THE HAGUE — The Chinese automaker BYD, the world’s biggest seller of full-electric cars, will expand in Europe starting this year with three models: the Atto 3 compact crossover, the Tang large SUV and the Han large sedan, executives said.
BYD began selling the Tang on a pilot basis in Norway in August 2021. In the first phase of the expansion sales will start next month in Belgium, Denmark, the Netherlands, Sweden, as well as Israel. A second phase, starting before the end of the year will involve the largest European markets: Germany, France and the UK.
The company announced the strategy this week at an event in The Hague, Netherlands, where it offered test drives to journalists and access to executives.
No prices for the Atto 3 or Han or sales targets were given; BYD said more details would be released in October at the Paris auto show, where all three models will be displayed (see fact box, below).
Brian Yang, assistant managing director BYD Europe, said there was no date set for a third sales phase, which would involve countries such as Italy and Spain, where BYD has started building dealer networks. BYD’s international expansion includes Australia and Japan, where it is also starting sales in 2022.
BYD executives described the brand’s positioning as “accessible premium.” The 4-wheel drive, 380 kW 7-seater Tang is priced in Norway at the equivalent of 64,000 euros; a 240 kW BMW iX full electric SUV starts in Norway at the equivalent of 86,500 euros.
The Atto 3, expected to be BYD’s best-seller in Europe, is on a new platform (e-platform 3.0) which features a standard heat pump and an electric powertrain that integrates the motor, inverter, power electronics and on-board charger. The price of the Chinese version of the Atto 3, called Yuan Plus, starts from the equivalent of 22,500 euros before subsidies.
Yang said BYD’s benchmarks in Europe are mainstream brands such as Volkswagen and Hyundai/Kia, both of which have launched new EV models on dedicated architecture in the past year.

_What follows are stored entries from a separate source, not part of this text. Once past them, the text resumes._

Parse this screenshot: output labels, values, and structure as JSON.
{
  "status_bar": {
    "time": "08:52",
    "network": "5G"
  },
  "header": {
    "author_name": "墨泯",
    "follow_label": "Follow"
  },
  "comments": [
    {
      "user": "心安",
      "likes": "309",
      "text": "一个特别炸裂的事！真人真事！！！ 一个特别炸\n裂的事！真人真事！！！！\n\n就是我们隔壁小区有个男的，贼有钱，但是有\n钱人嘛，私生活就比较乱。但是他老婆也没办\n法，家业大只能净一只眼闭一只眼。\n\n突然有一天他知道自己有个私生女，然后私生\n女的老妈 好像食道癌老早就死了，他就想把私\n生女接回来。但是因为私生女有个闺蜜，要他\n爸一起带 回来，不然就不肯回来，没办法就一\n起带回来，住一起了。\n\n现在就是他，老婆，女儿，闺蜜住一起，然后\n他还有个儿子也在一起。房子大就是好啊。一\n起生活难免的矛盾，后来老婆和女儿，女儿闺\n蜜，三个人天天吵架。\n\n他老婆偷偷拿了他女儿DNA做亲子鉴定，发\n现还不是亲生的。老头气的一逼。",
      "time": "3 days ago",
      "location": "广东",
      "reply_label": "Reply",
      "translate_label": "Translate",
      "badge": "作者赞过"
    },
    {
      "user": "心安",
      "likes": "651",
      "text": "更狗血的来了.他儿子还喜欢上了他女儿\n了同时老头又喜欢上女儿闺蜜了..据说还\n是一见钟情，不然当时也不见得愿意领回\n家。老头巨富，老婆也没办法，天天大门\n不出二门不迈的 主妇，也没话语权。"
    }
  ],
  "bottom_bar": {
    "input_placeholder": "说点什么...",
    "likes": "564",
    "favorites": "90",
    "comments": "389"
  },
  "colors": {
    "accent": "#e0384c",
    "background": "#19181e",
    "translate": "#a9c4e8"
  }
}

He said that the main selling point of BYD might be its battery technology. The company, which was founded in 1995 as a battery maker and only turned to producing cars in 2003, is the third-largest EV battery producer after CATL and LG.
BYD had revenues of 31.4 billion euros in 2021; it is listed on the Hong Kong stock exchange and has a market value of approximately 120 billion euros, the third highest after Tesla and Toyota. Warren Buffett of Berkshire Hathaway is a major investor, with a stake worth an estimated $8 billion.
In Europe, BYD will also compete with a surge of Chinese entrants, many of whom are EV-only. They include SAIC’s MG, Nio, Aiways, XPeng, Hongqi and Great Wall. Analyst Matthias Schmidt said this month that the Chinese brands could find an opening in the mainstream segments, based on what he called “disappointing” premium EV sales in Norway, which has the highest full-electric penetration of any market in Europe and is often seen as a testbed for EV brands.
In contrast to some automakers, such as VW, Mercedes and Stellantis, which are moving toward a direct-sales “agency” model to sell EVs, BYD will use a version of the traditional retail model, which it calls “dealer+.” BYD will act as the importer for each country and work with one or more large dealer groups to set up a sales network.
Those dealer partners have already been selected for the countries in the first phases of the expansion strategy: Louwman in the Netherlands, Hedin Mobility Group in Sweden and Germany, Nic. Christiansen Group in Denmark, RSA in Norway and Shlomo Motors in Israel.
European sales director Pere Brugal said that for example, the process is fairly advanced in the Netherlands, where BYD chose a single group (Louwman) for sales and after sales/service. Brugal said dedicated BYD-only locations would open soon in select cities, but that after sales could be shared with other brands.